The third Revenge was a schooner in the United States Navy during the years preceding the War of 1812.

==Early service==
The Navy purchased the Baltimore-built schooner Ranger at New Orleans in December 1806. She was renamed and commissioned as Revenge. In 1807 she was ordered to the Atlantic coast under the command of Lt. Jacob Jones, joining Commodore John Rodgers' New York Flotilla, which assembled shortly after the Chesapeake-Leopard Affair to protect shipping in the vicinity of the Hampton Roads. With the passage of Thomas Jefferson's Embargo Act on 22 December 1807, the flotilla established a blockade of the US coast to prevent foreign commerce.

==Later service==
In 1809, Lt. Oliver Hazard Perry relieved Jones in command of Revenge. The passage of the Non-Intercourse Act on 1 March 1809 had removed most restrictions on foreign commerce (excepting France and Britain, which were at war with each other), and the ship widened her area of operation, cruising south to the tip of Florida and north to the coast of New England.

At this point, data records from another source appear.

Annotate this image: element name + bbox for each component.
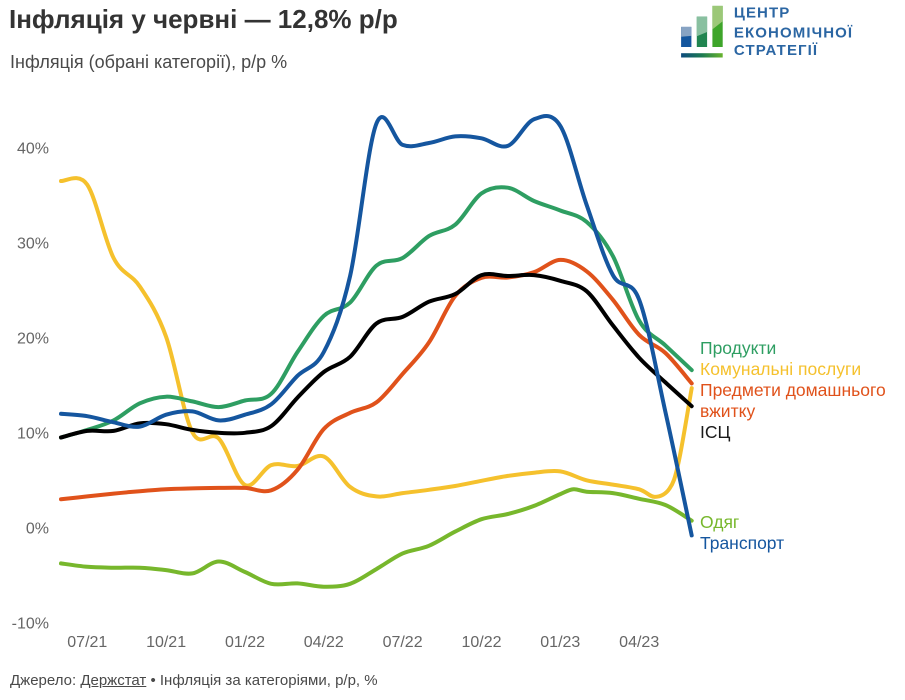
svg-text:30%: 30% [17, 235, 49, 252]
svg-text:40%: 40% [17, 140, 49, 157]
svg-text:01/23: 01/23 [540, 634, 580, 651]
svg-text:07/21: 07/21 [67, 634, 107, 651]
svg-text:ЕКОНОМІЧНОЇ: ЕКОНОМІЧНОЇ [734, 25, 853, 42]
svg-text:10/21: 10/21 [146, 634, 186, 651]
svg-text:04/22: 04/22 [304, 634, 344, 651]
svg-text:-10%: -10% [12, 615, 49, 632]
svg-text:20%: 20% [17, 330, 49, 347]
svg-text:07/22: 07/22 [383, 634, 423, 651]
svg-text:10%: 10% [17, 425, 49, 442]
svg-text:ЦЕНТР: ЦЕНТР [734, 5, 790, 22]
svg-text:01/22: 01/22 [225, 634, 265, 651]
svg-text:04/23: 04/23 [619, 634, 659, 651]
svg-text:0%: 0% [26, 520, 49, 537]
svg-text:СТРАТЕГІЇ: СТРАТЕГІЇ [734, 42, 818, 59]
svg-text:10/22: 10/22 [461, 634, 501, 651]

In April 1810, the schooner entered the Washington Navy Yard for repairs. The following July, while cruising off Charleston, South Carolina, Revenge was ordered to Amelia Island, Florida, then Spanish territory, to free an American ship, Diana, which had been seized in Spanish waters and placed under British colors. Undaunted by the presence of two British warships, Perry boarded the ship, manned her with a prize crew, and sailed away.

==Wreck==
That winter, Revenge was charting coastal waters and harbours near Newport, Rhode Island, New London, Connecticut, and Gardiners Bay, Long Island, New York. On 9 January 1811, she ran aground on a reef off of Watch Hill, Rhode Island, while attempting to navigate a hazardous stretch of water known as 'The Race' in heavy fog. Cargo was unloaded onto other ships, and Revenge was pulled off the rocks. However, the tow rope parted and she began to drift, foundering, and eventually sank. The records maintained by the Department of the Navy consider her to have been abandoned.

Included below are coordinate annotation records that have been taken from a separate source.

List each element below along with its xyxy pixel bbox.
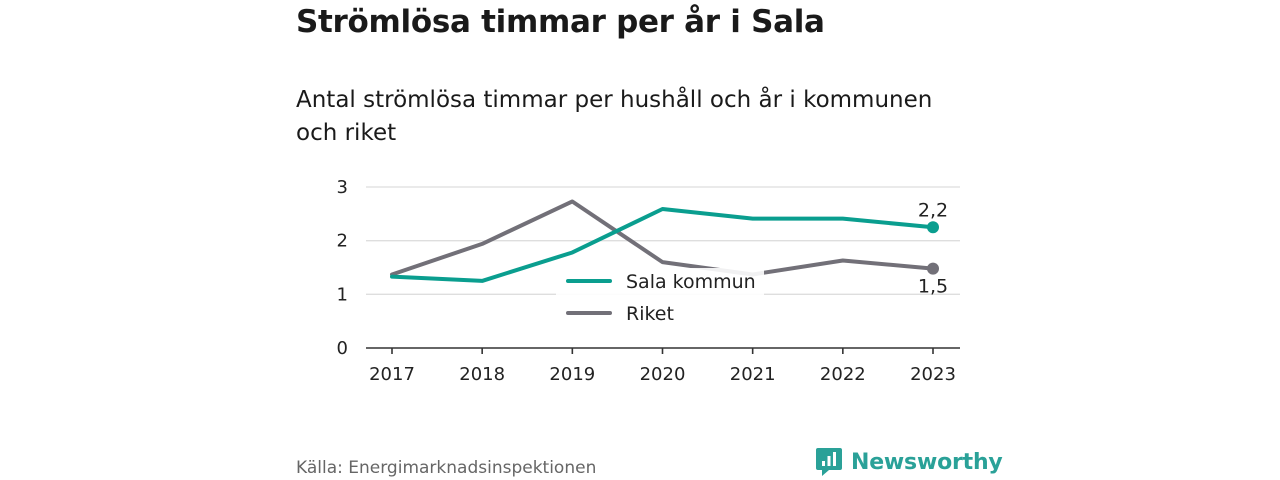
legend-label-sala-kommun: Sala kommun	[626, 271, 756, 293]
end-value-labels: 2,2 1,5	[918, 199, 948, 297]
legend-background	[556, 268, 764, 330]
x-tick-label: 2017	[369, 364, 415, 385]
y-tick-label: 2	[337, 231, 348, 252]
x-tick-label: 2022	[820, 364, 866, 385]
end-point-sala-kommun	[927, 221, 939, 234]
series-lines	[390, 199, 939, 283]
end-label-riket: 1,5	[918, 276, 948, 298]
newsworthy-logo-icon	[816, 448, 842, 476]
brand-logo: Newsworthy	[815, 446, 1003, 478]
y-axis-tick-labels: 0 1 2 3	[337, 177, 348, 359]
chart-title: Strömlösa timmar per år i Sala	[296, 4, 825, 40]
x-tick-label: 2023	[910, 364, 956, 385]
y-tick-label: 1	[337, 284, 348, 305]
legend: Sala kommun Riket	[556, 268, 764, 330]
x-axis-tick-labels: 2017 2018 2019 2020 2021 2022 2023	[369, 364, 956, 385]
series-line-sala-kommun	[390, 207, 935, 283]
legend-label-riket: Riket	[626, 303, 674, 325]
end-label-sala-kommun: 2,2	[918, 199, 948, 221]
brand-name: Newsworthy	[851, 449, 1003, 475]
x-tick-label: 2019	[549, 364, 595, 385]
series-line-riket	[390, 199, 935, 277]
x-tick-label: 2020	[640, 364, 686, 385]
x-tick-label: 2021	[730, 364, 776, 385]
y-tick-label: 3	[337, 177, 348, 198]
source-note: Källa: Energimarknadsinspektionen	[296, 458, 597, 478]
x-tick-label: 2018	[459, 364, 505, 385]
y-tick-label: 0	[337, 338, 348, 359]
chart-subtitle: Antal strömlösa timmar per hushåll och å…	[296, 87, 933, 146]
x-axis	[366, 347, 960, 354]
end-point-riket	[927, 262, 939, 275]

Perry was cleared of responsibility for loss of the ship during the consequent court-martial proceedings. The court held the ship's pilot responsible for the wreck, as he had assured Perry of his ability to navigate Block Island Sound.

==Possible discovery==

On 7 January 2011, local divers Charles Buffum and Craig Harger announced the discovery of a shipwreck that matched the location and size of the sunken Revenge, including the sighting of cannons and an anchor. They had not, as of that date, been able to recover any artifact establishing the identity of the discovered vessel.

In February 2012, the US Navy sent researchers to map the wreck, along with experts from the Woods Hole Oceanographic Institution. The Navy declined to speculate on whether the ship really was Revenge, but a representative said that if it were, the ship would be "an incredibly important part of American history."